La campagne des élections locales qui est à quelques jours de sa fin se fait sur fond de tensions sociales qui persistent dans plusieurs secteurs.
Au moment où la campagne électorale tente tant bien que mal d’attirer l’attention des Algériens à des programmes qui promettent tous d’améliorer le quotidien, plusieurs organisations syndicales observent des mouvements de protestations dans plusieurs secteurs.
Outre les travailleurs de l’Entreprise des transports urbains et suburbains (Etusa) qui sont en grève depuis plus d’une semaine, les protestations anti-chômage qui sont observées notamment dans plusieurs wilayas du Sud, ce sont les robes noires qui rejoignent les rangs des protestataires qui comptent boycotter l’ouverture de l’année judiciaire.
A commencer, donc, par la pression exercée par des milliers d’employés de l’Etusa qui ont repris la contestation pour inviter leur direction à répondre favorablement et concrètement à leur plate-forme de revendications. Si le DG de l’Etusa a déclaré que «toutes les doléanles porte-paroles des travailleurs de cette entreprise exigent toujours des décisions de réintégration des travailleurs licenciés abusivement ainsi que la confirmation des contractuels. Outre la dégradation des conditions de travail pour les employés de l’Etusa, ce mouvement pointe du doigt une gestion anarchique et injuste. Favoritisme, corruption, violation des lois de travail sont, entre autres, les raisons présentées comme prétextes de protestation.
Bien que la justice juge la grève des travailleurs d’ «illégale» et malgré la déclaration de DG de l’entreprise qui fait savoir que toutes les préoccupations exprimées sont prises en charge, le mouvement de protestation se poursuit et la fin de la colère des grévistes «est tributaire, notamment, de la réintégration effective des licenciés». La justice se met, par ailleurs, à l’heure de la protesta et ce sont, cette fois, les avocats qui montent au créneau pour améliorer leurs conditions de travail. Loin d’être à leur première, les robes noires comptent exprimer leur malaise en boycottant l’ouverture de l’année judicaire prévue pour le 3 décembre prochain. La décision de cette action a été prise à l’issue d’une assemblée générale de l’Union nationale des barreaux d’Algérie (Unba).

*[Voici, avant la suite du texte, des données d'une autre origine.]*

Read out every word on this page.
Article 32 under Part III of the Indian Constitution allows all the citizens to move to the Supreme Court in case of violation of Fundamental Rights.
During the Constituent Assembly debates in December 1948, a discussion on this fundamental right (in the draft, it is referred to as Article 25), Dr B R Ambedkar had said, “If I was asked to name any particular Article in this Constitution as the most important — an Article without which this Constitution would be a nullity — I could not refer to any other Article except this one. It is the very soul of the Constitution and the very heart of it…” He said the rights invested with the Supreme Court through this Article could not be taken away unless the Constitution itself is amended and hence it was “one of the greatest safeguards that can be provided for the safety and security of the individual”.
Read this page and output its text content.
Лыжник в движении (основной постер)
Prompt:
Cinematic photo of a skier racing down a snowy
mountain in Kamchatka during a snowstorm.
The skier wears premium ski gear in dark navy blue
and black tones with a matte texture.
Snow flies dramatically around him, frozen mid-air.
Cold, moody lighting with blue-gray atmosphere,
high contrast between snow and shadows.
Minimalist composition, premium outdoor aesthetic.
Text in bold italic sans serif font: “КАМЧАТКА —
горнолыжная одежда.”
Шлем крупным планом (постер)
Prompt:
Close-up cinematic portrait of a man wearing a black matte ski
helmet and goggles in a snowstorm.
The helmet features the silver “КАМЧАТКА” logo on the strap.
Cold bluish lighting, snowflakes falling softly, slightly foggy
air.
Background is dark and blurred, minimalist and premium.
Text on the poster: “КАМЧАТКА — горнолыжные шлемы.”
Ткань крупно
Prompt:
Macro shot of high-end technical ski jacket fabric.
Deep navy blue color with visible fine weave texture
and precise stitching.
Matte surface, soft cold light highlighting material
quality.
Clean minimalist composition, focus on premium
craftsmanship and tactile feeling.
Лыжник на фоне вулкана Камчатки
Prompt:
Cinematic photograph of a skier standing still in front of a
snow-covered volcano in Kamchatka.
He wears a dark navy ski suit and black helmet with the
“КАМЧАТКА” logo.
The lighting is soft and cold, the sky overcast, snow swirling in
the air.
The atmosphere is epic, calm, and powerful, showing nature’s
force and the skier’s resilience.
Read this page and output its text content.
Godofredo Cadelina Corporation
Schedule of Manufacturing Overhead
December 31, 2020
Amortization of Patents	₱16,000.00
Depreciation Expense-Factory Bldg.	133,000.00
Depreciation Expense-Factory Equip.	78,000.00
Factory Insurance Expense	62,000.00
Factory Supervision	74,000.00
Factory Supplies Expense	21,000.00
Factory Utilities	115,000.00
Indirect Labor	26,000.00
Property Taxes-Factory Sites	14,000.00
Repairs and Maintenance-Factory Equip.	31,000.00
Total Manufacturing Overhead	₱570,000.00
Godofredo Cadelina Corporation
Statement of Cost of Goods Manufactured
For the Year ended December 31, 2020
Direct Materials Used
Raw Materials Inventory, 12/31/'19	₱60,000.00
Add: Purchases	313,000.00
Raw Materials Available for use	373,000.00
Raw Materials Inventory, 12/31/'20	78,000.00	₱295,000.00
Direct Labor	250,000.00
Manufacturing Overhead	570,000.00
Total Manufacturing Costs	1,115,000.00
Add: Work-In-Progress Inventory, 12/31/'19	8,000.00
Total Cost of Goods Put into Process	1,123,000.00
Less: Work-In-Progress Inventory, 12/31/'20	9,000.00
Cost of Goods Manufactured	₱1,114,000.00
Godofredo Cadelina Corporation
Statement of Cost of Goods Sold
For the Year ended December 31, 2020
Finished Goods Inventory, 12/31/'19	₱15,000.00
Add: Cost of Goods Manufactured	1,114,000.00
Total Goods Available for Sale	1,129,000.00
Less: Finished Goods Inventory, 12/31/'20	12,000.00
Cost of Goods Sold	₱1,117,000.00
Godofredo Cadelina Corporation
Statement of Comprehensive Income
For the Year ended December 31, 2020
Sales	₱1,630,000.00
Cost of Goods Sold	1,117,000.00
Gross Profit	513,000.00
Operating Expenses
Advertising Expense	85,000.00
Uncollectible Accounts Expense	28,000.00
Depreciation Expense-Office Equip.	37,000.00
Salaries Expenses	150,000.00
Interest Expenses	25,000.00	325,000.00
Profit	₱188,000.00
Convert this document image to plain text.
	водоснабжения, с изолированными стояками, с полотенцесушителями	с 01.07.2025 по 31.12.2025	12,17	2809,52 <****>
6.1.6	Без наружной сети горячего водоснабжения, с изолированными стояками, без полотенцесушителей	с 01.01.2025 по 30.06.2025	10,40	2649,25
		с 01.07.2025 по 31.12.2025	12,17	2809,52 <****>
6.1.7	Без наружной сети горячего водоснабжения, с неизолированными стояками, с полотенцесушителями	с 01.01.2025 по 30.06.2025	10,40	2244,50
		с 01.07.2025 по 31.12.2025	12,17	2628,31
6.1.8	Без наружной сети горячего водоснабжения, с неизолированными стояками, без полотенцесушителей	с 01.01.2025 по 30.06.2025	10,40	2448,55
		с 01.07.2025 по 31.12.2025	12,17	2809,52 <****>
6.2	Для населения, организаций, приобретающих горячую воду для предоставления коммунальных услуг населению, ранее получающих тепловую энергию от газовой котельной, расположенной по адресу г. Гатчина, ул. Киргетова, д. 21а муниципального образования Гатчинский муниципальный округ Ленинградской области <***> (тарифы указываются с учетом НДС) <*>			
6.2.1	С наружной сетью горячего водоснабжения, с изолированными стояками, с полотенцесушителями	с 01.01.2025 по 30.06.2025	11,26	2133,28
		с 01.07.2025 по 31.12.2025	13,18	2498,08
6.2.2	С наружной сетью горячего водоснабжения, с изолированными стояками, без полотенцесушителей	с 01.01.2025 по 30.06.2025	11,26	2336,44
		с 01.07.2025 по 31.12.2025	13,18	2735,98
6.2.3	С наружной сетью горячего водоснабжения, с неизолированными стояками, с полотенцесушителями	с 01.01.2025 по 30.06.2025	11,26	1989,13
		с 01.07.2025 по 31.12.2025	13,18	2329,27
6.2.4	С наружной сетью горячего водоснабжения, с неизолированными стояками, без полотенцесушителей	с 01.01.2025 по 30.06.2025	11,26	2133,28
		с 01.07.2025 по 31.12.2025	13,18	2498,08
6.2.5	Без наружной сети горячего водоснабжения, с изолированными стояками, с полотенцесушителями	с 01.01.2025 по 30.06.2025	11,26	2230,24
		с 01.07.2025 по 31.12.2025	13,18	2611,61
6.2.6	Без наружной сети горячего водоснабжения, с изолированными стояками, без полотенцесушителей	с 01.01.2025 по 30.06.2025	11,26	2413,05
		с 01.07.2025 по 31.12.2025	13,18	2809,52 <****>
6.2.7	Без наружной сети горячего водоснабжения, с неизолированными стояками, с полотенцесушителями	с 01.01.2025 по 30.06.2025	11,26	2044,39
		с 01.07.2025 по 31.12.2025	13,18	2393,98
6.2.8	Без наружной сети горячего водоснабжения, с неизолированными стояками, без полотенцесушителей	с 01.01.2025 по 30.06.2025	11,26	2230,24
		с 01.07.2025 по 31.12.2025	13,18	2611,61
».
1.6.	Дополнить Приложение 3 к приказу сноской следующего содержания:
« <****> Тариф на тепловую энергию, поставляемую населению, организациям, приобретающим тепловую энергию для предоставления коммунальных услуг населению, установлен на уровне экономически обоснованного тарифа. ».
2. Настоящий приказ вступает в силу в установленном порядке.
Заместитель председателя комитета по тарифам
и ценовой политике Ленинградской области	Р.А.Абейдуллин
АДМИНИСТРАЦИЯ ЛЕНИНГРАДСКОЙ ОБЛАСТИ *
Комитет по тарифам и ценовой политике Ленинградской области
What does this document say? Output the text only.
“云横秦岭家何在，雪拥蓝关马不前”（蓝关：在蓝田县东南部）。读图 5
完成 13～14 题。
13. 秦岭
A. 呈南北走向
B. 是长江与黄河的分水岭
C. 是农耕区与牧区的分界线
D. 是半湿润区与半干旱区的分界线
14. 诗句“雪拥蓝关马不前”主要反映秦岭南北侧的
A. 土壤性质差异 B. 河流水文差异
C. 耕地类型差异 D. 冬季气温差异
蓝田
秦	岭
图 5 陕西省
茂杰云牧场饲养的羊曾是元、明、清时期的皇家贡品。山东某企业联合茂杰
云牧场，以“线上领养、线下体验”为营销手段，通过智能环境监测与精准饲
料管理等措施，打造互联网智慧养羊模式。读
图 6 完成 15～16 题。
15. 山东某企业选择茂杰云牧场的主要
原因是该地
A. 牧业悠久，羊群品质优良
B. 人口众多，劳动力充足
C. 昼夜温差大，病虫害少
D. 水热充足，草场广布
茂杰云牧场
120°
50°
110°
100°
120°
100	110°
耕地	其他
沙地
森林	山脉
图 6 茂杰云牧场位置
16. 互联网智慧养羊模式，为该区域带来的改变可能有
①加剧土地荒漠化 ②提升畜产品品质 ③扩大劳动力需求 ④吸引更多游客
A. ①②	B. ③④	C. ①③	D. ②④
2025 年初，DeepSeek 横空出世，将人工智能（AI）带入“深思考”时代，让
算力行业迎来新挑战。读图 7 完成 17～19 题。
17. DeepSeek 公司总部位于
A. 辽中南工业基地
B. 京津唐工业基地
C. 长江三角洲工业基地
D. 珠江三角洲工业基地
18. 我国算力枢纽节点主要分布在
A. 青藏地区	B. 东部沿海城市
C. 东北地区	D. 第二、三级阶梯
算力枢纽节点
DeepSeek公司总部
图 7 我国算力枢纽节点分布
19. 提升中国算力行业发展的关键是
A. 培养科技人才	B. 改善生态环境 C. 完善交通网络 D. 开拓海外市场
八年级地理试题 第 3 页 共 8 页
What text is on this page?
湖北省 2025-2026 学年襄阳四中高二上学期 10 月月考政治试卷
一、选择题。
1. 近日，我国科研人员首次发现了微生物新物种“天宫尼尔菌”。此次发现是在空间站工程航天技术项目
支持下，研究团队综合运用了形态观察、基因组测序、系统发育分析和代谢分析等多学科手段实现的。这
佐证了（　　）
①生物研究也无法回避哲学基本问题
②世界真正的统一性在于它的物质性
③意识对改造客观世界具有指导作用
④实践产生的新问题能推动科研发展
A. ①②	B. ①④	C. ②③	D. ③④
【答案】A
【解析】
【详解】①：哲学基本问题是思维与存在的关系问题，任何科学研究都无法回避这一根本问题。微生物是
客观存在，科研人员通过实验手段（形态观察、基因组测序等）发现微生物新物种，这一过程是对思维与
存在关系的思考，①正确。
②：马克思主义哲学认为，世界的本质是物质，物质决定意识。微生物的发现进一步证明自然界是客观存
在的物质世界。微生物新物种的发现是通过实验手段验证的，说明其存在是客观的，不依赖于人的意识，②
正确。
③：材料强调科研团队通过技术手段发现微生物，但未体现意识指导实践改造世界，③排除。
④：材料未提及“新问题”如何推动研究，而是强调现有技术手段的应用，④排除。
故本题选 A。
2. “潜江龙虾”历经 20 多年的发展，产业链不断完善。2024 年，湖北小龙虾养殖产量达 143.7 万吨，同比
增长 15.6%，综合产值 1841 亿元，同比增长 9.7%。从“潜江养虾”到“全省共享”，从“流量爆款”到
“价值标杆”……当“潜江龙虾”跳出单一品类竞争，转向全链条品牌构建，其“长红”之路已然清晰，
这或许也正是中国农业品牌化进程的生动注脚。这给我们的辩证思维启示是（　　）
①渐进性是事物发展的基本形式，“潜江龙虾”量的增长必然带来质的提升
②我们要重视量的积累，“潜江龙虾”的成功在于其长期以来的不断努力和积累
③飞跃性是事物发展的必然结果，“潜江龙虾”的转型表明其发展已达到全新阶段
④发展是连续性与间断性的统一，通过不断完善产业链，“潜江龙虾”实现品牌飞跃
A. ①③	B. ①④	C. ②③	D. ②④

Outre le boycott de l’ouverture de l’année judicaire, les avocats annoncent une grève d’une semaine à partir de 2 décembre prochain en vue de rejeter le projet de loi modelant leur profession qu’ils trouvent «entravant pour les libertés et les droits de la défense». En termes de revendications, les robes noires demandent, alors «la modification du projet de loi régissant la profession d’avocat, la révision du Code de procédure administrative avec la collaboration des représentants de la défense et de la baisse de la TVA jusqu’à 5% avec la proposition d’un impôt à la source. La création d’une Mutuelle des avocats, la limitation du conseil juridique aux cabinets d’avocats ainsi que la garantie de l’implication active des avocats dans l’élaboration des textes de loi qui touchent les droits de l’homme….» Le secteur de travail est lui aussi concerné par la colère des chômeurs qui réclament leurs droits au travail dans plusieurs régions.
Outre les sans emplois de la wilaya de Ouargla qui se sont exprimés, la semaine dernière, à travers un rassemblement à l’occasion d’une visite de travail effectuée par le Premier ministre, ce sont les chômeurs de Laghouat qui ont protesté avant-hier devant l’Agence de l’emploi de ladite wilaya contre la crise de chômage et contre le favoritisme dans le recrutement utilisé dans plusieurs entreprises publiques à l’exemple de Sonatrach. De leur côté, «les gardes communaux ne décolèrent pas et comptent saisir les instances internationale pour dénoncer la législation du code du travail dont sont victimes les gardes communaux».
L’enseignement supérieur connaît lui aussi un mouvement de grève entamé depuis le 1er octobre dernier par les enseignants de l’Ecole nationale supérieure d’agronomie (Ensa). Ces enseignants exigent la réintégration de leur collègue licencié abusivement.